Itu dikatakan Andre Warga Kota Langsa, Senin (13/05/2024). Ia mengatakan itu dikarenakan Satpol PP Kota Langsa hanya berani menertibkan pedagang kecil dipinggiran jalan namun tidak berani menertibkan bangunan liar yang berdiri di atas parit atau saluran seperti yang berada di Jalan T. Umar tepat nya di belakang sepanjang kios bekas kereta Api.
“Satpol PP setiap hari berhasil menertibkan pedagang kecil, lalu kenapa tidak berani menertibkan bangunan liar di atas parit atau saluran. Apa karena mereka mendapatkan keuntungan dari pengusaha bangunan liar yang di atas parit atau saluran,” terang Andre.

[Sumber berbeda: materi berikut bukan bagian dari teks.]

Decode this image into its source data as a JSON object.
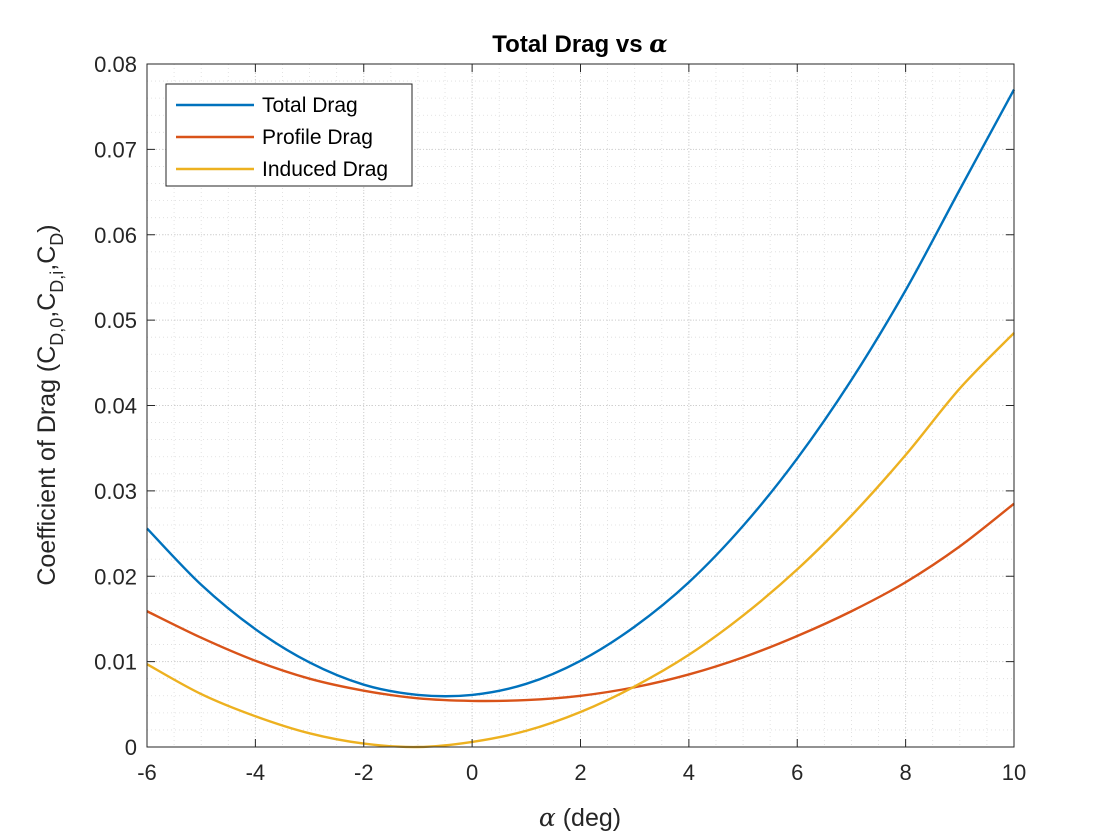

Lanjutnya, jika hari ini Kota Langsa sangat tebang pilih dalam menegakan aturan, terlihat ketika Satpol PP saat menertibkan para pedagang kecil di seputaran Langsa Town Square (Latos) dan Jalan Terminal Lama sama sekali tidak memiliki belas kasihan.

Terlihat bahwa pedagang kaki lima hanya bisa bersedih ketika tempat mereka mencari nafkah kini harus ditertibkan hanya karena alasan menegakan aturan.
“Apa Pemerintah memikirkan mereka nanti mau makan apa jika tidak berjualan, Pemimpin apa seperti itu pemimpin masuk angin juga namanya,” kata Andre warga yang kasihan melihat pedagang kecil.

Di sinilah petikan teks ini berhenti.